Date Created: 12.20.02

Content reviewed last January 9, 2023

How can I distinguish between activities for treatment or health care operations versus marketing activities?

The overlap among common usages of the terms "treatment," "health care operations," and "marketing" is unavoidable. For instance, in recommending treatments, providers and health plans sometimes advise patients to purchase goods and services.

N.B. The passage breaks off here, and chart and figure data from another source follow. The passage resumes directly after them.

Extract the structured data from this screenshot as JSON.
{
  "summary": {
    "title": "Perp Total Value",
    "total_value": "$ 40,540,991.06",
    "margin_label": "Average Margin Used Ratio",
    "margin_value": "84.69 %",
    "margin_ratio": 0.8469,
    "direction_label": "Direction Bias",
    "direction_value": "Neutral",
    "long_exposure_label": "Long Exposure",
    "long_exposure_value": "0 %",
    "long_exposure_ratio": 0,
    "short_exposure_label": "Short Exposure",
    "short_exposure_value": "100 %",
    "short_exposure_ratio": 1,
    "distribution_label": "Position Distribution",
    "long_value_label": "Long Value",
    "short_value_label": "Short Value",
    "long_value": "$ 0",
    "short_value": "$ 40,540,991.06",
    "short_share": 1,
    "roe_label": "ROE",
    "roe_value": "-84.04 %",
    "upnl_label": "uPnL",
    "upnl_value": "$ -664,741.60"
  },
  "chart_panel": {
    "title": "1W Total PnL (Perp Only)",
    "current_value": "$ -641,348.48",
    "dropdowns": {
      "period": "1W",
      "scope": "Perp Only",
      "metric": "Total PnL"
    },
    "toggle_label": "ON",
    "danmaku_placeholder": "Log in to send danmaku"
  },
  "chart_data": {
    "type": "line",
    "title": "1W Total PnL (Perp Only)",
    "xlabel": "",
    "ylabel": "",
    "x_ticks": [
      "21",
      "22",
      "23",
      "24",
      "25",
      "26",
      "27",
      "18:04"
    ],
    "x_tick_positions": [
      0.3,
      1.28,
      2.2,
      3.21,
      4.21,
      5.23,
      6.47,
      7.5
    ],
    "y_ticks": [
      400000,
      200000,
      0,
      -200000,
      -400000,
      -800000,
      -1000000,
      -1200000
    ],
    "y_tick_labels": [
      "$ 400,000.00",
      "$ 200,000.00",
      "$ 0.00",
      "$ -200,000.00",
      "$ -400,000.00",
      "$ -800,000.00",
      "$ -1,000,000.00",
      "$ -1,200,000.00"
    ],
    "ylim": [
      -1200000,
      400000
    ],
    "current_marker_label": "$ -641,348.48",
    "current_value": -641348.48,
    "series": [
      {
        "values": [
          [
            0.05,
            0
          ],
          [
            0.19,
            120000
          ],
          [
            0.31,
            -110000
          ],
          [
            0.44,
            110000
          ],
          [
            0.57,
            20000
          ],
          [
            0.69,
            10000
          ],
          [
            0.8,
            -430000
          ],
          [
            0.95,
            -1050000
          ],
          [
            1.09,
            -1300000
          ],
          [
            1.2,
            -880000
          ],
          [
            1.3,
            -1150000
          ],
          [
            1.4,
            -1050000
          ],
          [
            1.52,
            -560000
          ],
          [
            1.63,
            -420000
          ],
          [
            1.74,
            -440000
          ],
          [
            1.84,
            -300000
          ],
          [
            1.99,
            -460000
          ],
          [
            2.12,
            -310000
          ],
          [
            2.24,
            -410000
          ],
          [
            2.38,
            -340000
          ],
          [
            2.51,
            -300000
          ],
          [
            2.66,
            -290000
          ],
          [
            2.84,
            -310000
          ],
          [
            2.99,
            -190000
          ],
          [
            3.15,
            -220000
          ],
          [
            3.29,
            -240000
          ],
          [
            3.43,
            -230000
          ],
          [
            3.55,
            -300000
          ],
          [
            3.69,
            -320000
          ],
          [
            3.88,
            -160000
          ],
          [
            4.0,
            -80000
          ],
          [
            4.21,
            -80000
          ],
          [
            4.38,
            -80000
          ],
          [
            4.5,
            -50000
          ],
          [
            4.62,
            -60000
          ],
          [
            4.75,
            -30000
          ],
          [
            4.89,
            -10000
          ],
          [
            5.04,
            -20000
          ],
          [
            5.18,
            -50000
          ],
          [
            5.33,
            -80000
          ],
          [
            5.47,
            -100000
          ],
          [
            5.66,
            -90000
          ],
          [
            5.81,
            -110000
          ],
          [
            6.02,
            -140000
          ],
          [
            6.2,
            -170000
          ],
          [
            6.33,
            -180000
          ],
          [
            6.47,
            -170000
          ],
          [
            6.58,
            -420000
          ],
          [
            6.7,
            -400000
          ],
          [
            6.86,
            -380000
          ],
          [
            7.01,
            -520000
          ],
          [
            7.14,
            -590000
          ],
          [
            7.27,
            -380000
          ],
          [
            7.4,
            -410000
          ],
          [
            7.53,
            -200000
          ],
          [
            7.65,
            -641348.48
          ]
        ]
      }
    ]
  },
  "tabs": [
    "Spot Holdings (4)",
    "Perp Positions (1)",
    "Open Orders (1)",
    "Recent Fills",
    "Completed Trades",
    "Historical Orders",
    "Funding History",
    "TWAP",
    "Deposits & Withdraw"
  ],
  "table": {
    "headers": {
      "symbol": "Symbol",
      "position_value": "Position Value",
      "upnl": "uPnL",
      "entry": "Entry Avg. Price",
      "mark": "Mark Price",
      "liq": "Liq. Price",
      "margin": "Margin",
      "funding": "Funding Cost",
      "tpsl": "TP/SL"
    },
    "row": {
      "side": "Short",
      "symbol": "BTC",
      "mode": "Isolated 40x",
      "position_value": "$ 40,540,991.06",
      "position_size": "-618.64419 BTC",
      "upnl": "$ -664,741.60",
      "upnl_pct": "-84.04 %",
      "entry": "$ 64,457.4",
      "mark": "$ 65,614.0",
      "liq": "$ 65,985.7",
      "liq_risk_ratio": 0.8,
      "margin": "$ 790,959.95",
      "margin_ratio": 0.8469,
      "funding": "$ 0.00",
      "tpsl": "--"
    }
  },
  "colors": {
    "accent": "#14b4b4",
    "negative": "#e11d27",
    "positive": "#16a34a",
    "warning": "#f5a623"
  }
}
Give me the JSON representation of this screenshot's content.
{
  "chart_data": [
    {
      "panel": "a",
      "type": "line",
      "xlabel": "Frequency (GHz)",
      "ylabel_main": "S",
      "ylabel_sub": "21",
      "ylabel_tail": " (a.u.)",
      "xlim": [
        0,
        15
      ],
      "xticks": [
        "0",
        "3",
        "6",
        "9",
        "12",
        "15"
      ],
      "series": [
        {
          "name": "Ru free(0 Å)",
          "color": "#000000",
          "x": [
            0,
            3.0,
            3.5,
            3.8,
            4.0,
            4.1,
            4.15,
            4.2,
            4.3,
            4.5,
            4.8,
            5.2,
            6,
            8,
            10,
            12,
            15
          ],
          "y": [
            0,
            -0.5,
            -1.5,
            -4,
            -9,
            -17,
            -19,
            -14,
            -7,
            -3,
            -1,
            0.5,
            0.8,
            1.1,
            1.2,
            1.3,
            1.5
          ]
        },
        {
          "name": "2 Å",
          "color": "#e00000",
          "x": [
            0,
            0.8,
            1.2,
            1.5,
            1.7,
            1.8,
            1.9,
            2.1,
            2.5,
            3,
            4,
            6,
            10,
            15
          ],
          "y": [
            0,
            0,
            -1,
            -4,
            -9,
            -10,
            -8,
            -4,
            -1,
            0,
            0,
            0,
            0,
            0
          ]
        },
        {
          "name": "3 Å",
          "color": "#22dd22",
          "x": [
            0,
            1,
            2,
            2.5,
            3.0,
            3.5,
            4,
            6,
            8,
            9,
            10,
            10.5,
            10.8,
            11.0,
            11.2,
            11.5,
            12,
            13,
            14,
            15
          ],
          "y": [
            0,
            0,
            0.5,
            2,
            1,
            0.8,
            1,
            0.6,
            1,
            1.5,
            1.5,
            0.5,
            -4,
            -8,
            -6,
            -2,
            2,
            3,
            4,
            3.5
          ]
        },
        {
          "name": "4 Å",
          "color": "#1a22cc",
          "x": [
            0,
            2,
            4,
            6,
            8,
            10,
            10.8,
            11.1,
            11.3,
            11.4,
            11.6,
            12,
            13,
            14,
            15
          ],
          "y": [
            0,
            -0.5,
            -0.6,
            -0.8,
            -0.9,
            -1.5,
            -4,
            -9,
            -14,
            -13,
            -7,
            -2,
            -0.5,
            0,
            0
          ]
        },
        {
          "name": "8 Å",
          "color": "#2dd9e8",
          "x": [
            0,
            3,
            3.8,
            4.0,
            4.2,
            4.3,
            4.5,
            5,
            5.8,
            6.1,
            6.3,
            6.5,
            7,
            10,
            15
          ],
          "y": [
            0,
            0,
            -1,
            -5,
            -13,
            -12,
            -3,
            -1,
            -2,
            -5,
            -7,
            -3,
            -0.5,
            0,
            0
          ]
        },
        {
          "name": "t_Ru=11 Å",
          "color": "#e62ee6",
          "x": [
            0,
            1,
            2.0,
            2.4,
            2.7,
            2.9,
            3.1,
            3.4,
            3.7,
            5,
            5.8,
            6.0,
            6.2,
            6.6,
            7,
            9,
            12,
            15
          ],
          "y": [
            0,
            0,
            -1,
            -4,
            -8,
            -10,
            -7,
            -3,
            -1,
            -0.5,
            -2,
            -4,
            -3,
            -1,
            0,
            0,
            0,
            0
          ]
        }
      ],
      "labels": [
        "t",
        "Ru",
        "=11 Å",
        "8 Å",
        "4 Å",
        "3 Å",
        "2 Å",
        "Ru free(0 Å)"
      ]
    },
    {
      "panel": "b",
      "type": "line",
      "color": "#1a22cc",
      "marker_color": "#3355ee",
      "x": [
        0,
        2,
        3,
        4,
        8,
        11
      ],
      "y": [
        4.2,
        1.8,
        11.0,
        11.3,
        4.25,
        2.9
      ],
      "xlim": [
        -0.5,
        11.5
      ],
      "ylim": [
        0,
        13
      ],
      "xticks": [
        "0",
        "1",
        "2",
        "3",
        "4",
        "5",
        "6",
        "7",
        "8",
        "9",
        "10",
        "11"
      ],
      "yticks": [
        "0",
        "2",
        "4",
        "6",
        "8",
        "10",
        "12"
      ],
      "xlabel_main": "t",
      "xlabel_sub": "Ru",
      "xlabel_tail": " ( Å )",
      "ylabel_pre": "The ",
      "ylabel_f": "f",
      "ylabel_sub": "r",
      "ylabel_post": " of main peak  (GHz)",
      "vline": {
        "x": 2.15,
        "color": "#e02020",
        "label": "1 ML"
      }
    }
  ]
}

Similarly, when a health plan explains to its members the benefits it provides, it too is encouraging the use or purchase of goods and services.

The HIPAA Privacy Rule defines these terms specifically, so they can be distinguished. For example, the Privacy Rule excludes treatment communications and certain health care operations activities from the definition of "marketing." If a communication falls under one of the definition's exceptions, the marketing rules do not apply. In these cases, covered entities may engage in the activity without first obtaining an authorization.

However, if a health care operation communication does not fall within one of these definition exceptions, but does  fall under the definition of "marketing," the Privacy Rule's provisions restricting the use or disclosure of protected health information for marketing purposes will apply. For these marketing communications, the individual's authorization is required before a covered entity may use or disclose protected health information. For more information about Privacy Rules requirements for marketing, please review the fact sheet and additional frequently asked questions on HHS' website.

Created 12.20.02

Content reviewed last January 9, 2023

We recommend that privacy officers be kept informed of their company's proposed marketing efforts, so that regulatory requirements are not unintentionally violated. While counsel and privacy officers should recognize that marketing can be the sustaining life blood of a company, operations professionals must understand the risks and potential penalties for violating HIPAA. Not only can a HIPAA investigation can be costly and time consuming, but it can also significantly impair a company's brand value in your community.